The U.S. Dollar is slipping a bit against the Euro overnight as it continued to trade inside its almost 60 day range. Although it has been lingering at the top of the range, buyers have been reluctant to buy or sell heavily at this high level. The technical momentum hasn’t been there either to drive it through the high for the year at 1.4327. Buyers have backed away on each approach because no one seems to want to print the high tick without solid evidence the Euro Zone is clearly on the road to recovery.
The recent rally in the September Euro has been driven by gains in the equity markets. Investors have been exiting the safer currencies during this time of stock market expansion. This week’s gains have for the most part been limited by the choppy action in equities, preventing the Euro from surging to the upside. The selling pressure that hits the Euro each time the market approaches the 60 day high could be an indication that equity markets are getting close to a top.
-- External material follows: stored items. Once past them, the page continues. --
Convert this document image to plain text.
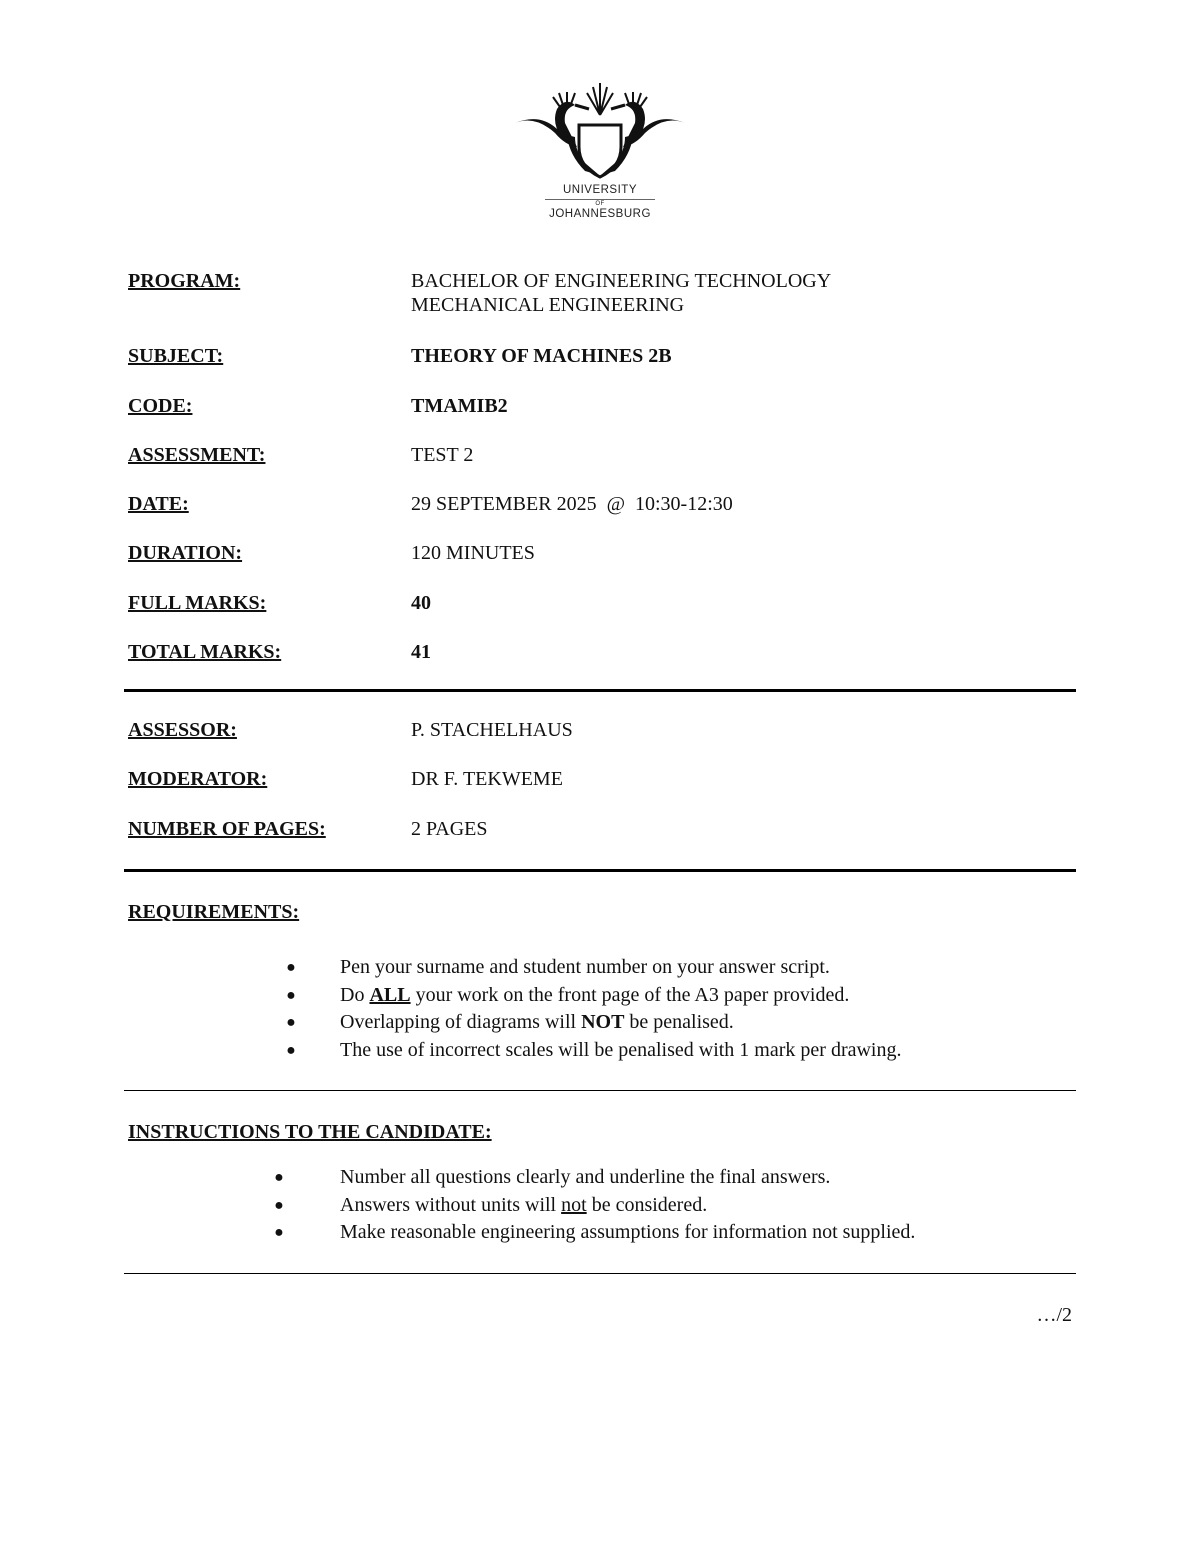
UNIVERSITY
OF
JOHANNESBURG
PROGRAM:	BACHELOR OF ENGINEERING TECHNOLOGY
MECHANICAL ENGINEERING
SUBJECT:	THEORY OF MACHINES 2B
CODE:	TMAMIB2
ASSESSMENT:	TEST 2
DATE:	29 SEPTEMBER 2025  @  10:30-12:30
DURATION:	120 MINUTES
FULL MARKS:	40
TOTAL MARKS:	41
ASSESSOR:	P. STACHELHAUS
MODERATOR:	DR F. TEKWEME
NUMBER OF PAGES:	2 PAGES
REQUIREMENTS:
● Pen your surname and student number on your answer script.
● Do ALL your work on the front page of the A3 paper provided.
● Overlapping of diagrams will NOT be penalised.
● The use of incorrect scales will be penalised with 1 mark per drawing.
INSTRUCTIONS TO THE CANDIDATE:
●	Number all questions clearly and underline the final answers.
●	Answers without units will not be considered.
●	Make reasonable engineering assumptions for information not supplied.
…/2
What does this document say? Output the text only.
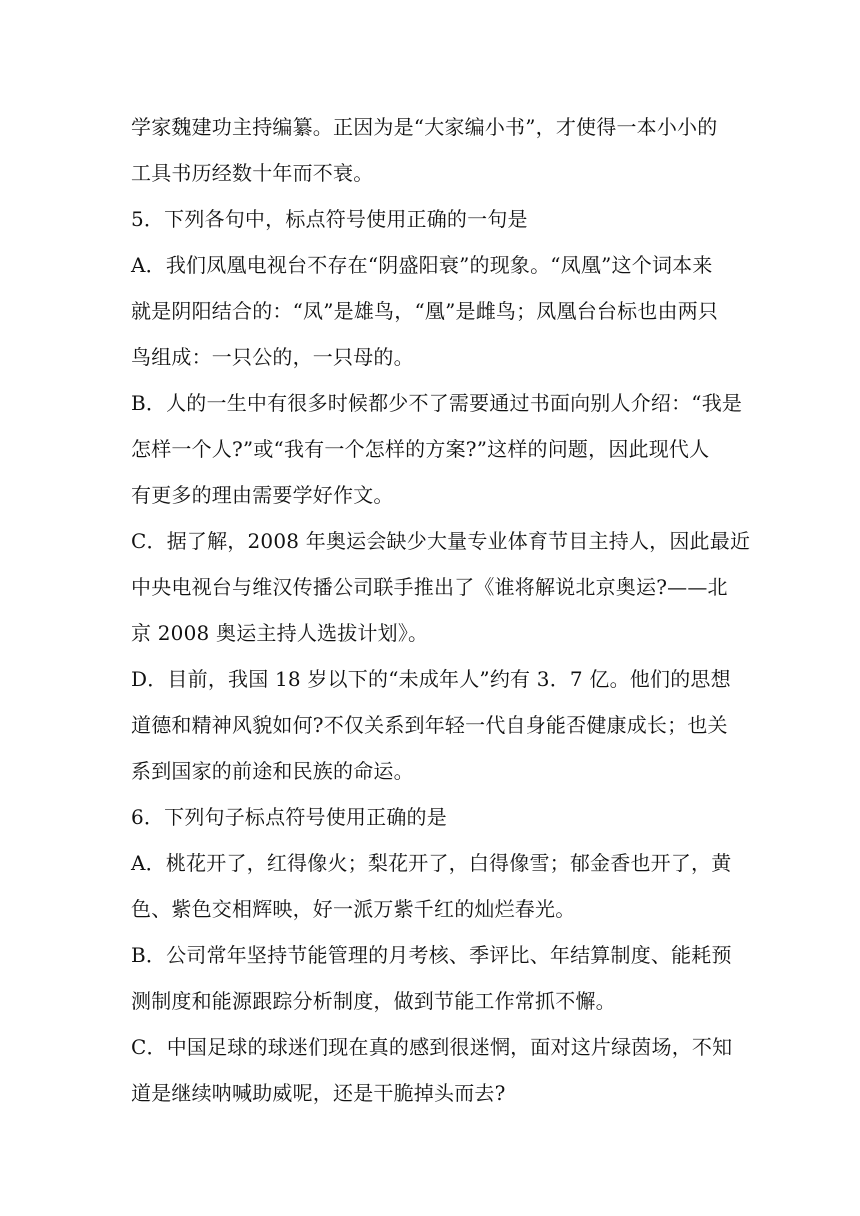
学家魏建功主持编纂。正因为是“大家编小书”，才使得一本小小的
工具书历经数十年而不衰。
5．下列各句中，标点符号使用正确的一句是
A．我们凤凰电视台不存在“阴盛阳衰”的现象。“凤凰”这个词本来
就是阴阳结合的：“凤”是雄鸟，“凰”是雌鸟；凤凰台台标也由两只
鸟组成：一只公的，一只母的。
B．人的一生中有很多时候都少不了需要通过书面向别人介绍：“我是
怎样一个人?”或“我有一个怎样的方案?”这样的问题，因此现代人
有更多的理由需要学好作文。
C．据了解，2008 年奥运会缺少大量专业体育节目主持人，因此最近
中央电视台与维汉传播公司联手推出了《谁将解说北京奥运?——北
京 2008 奥运主持人选拔计划》。
D．目前，我国 18 岁以下的“未成年人”约有 3．7 亿。他们的思想
道德和精神风貌如何?不仅关系到年轻一代自身能否健康成长；也关
系到国家的前途和民族的命运。
6．下列句子标点符号使用正确的是
A．桃花开了，红得像火；梨花开了，白得像雪；郁金香也开了，黄
色、紫色交相辉映，好一派万紫千红的灿烂春光。
B．公司常年坚持节能管理的月考核、季评比、年结算制度、能耗预
测制度和能源跟踪分析制度，做到节能工作常抓不懈。
C．中国足球的球迷们现在真的感到很迷惘，面对这片绿茵场，不知
道是继续呐喊助威呢，还是干脆掉头而去?
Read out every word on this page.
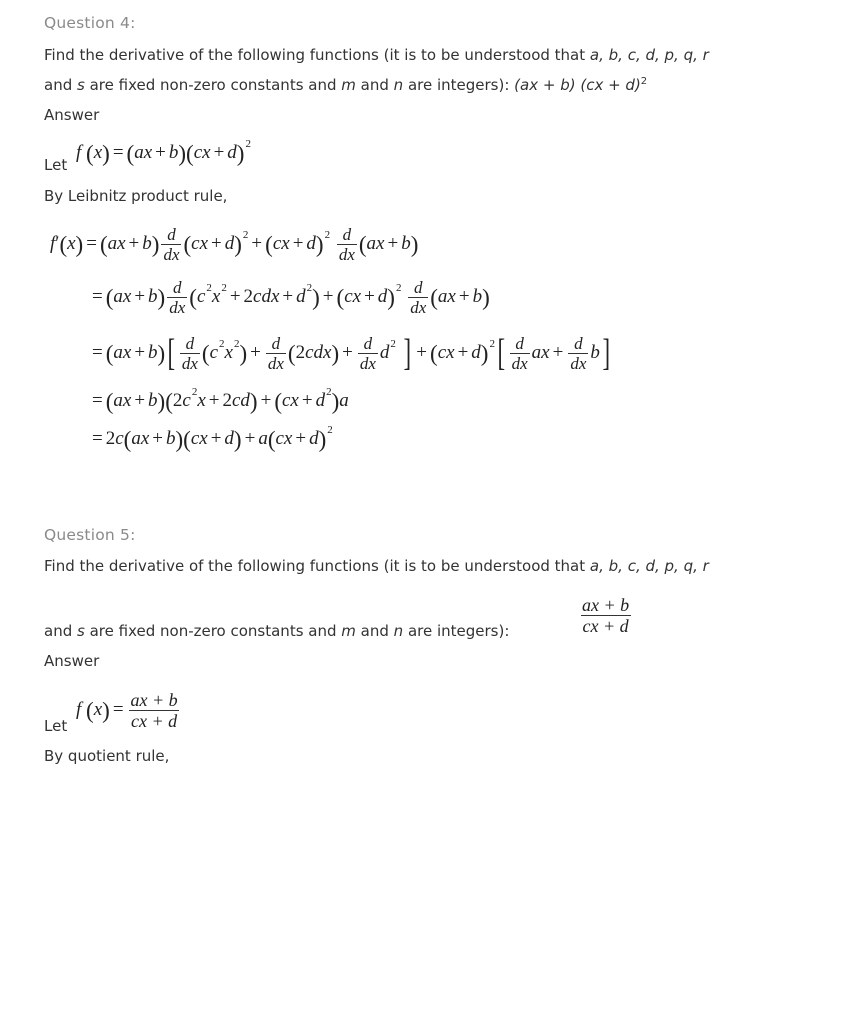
Question 4:
Find the derivative of the following functions (it is to be understood that a, b, c, d, p, q, r
and s are fixed non-zero constants and m and n are integers): (ax + b) (cx + d)$^2$
Answer
Let
f
( x ) = ( ax + b ) ( cx + d ) 2
By Leibnitz product rule,
f ′ ( x ) = ( ax + b ) $\frac{d}{dx}$ ( cx + d ) 2 + ( cx + d ) 2
$\frac{d}{dx}$ ( ax + b )
= ( ax + b ) $\frac{d}{dx}$ ( c 2 x 2 + 2 cdx + d 2 ) + ( cx + d ) 2
$\frac{d}{dx}$ ( ax + b )
= ( ax + b ) [ $\frac{d}{dx}$ ( c 2 x 2 ) + $\frac{d}{dx}$ ( 2 cdx ) + $\frac{d}{dx}$ d 2
] + ( cx + d ) 2 [ $\frac{d}{dx}$ ax + $\frac{d}{dx}$ b ]
= ( ax + b ) ( 2 c 2 x + 2 cd ) + ( cx + d 2 ) a
= 2 c ( ax + b ) ( cx + d ) + a ( cx + d ) 2
Question 5:
Find the derivative of the following functions (it is to be understood that a, b, c, d, p, q, r
and s are fixed non-zero constants and m and n are integers):	$\frac{ax + b}{cx + d}$
Answer
Let
f
( x ) = $\frac{ax + b}{cx + d}$
By quotient rule,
Fed Chairman Bernanke’s comments this week regarding inflation have also put a lid on the Euro. In his testimony before the Senate Banking Committee, Bernanke said that the Fed has the tools to keep inflation at bay. On the other hand, Bernanke provided a little fuel for a Euro rally by stating that the economy’s recovery will be gradual because of rising unemployment.
The key to a prolonged rally in the September Euro will be the direction of interest rates. While Bernanke said the Fed would gradually raise rates after it begins to implement its exit strategy, he did emphasize that it is difficult to pinpoint a time for the move. There are some media analysts who believe we are months or perhaps years from a substantial interest rate hike. Based on this scenario, the Euro should maintain its strength versus the Dollar as long as the European Central Bank doesn’t surprise the market by cutting interest rates.
The real fear for the Dollar bulls should be whether the ECB will raise rates before the Fed does because it tends to see inflation when and where it wants to find it. In addition, they are also pretty quick on the trigger finger when it comes to raising rates. The ECB meets again on August 6th. If the September Euro is still trading inside of the current trading range then a surprise rate hike is exactly the kind of event that will trigger a breakout to the upside.
All you have to do is remember July 2008 when the ECB hiked its benchmark rate the last time. They were the last major central bank to do so while all others were in the midst of a series of cuts.
Baring a substantial break in the stock market, the September Euro is expected to maintain its upside bias as demand for higher risk assets grows. If this pair remains inside of its current range then it may take a surprise interest rate hike to trigger a Euro surge to the upside. Traders should also note that even talk of an interest rate hike could fuel an upside breakout as speculators will buy with both hands.
Other markets ………
The September British Pound is trading better this morning which is probably profit-taking ahead of tomorrow’s Second Quarter Preliminary GDP. The Pound has been feeling downside pressure most of the week on the thought that the economy is still weakening and that the U.K. doesn’t have the room to expand the budget.
The Dollar is stronger versus the Japanese Yen. The overnight strength in the equity markets is pressuring the lower yielding Yen in favor of higher risk investments.
The mixed Dollar is causing mixed results in the August Gold. This market has been holding its own this week while the Dollar weakened despite comments from Fed Chairman Bernanke that interest rates would remain low and inflation under control.
Better earnings from Ford Motors are helping to boost the September E-mini S&P 500 and the Dow this morning, but the big story has been the gains in the September E-mini Nasdaq. This market is in the throngs of an 11-day rally and is showing no signs of a let up. The only concern about current rally is the light volume. Money is being invested by the mutual funds but new money isn’t flowing that fast into these same funds. It appears that investors are still on the sidelines.
The markets will continue to be sensitive to earnings reports the rest of the week. Investors should note that a lot of these companies reporting better than expected earnings are doing so because they have slashed expenses. At some time in the future, the market is going to demand that revenues start to increase.
The first leg of this current rally was probably a relief rally. This current rally is being triggered by cost cutting. The next leg will have to be driven by increased revenues. This may cause the market to retreat if the majority of stocks do not show better revenues. Those that do will rise to the top but may not be enough to boost the indices.
December Wheat is trading a little better this morning following yesterday’s sharp sell-off. Besides improving crop conditions and the potential for a bigger than estimated crop, traders now have to worry about the regulators watching for excessive speculation. If trading curbs are implemented, both soybeans and corn may join wheat in the down slide.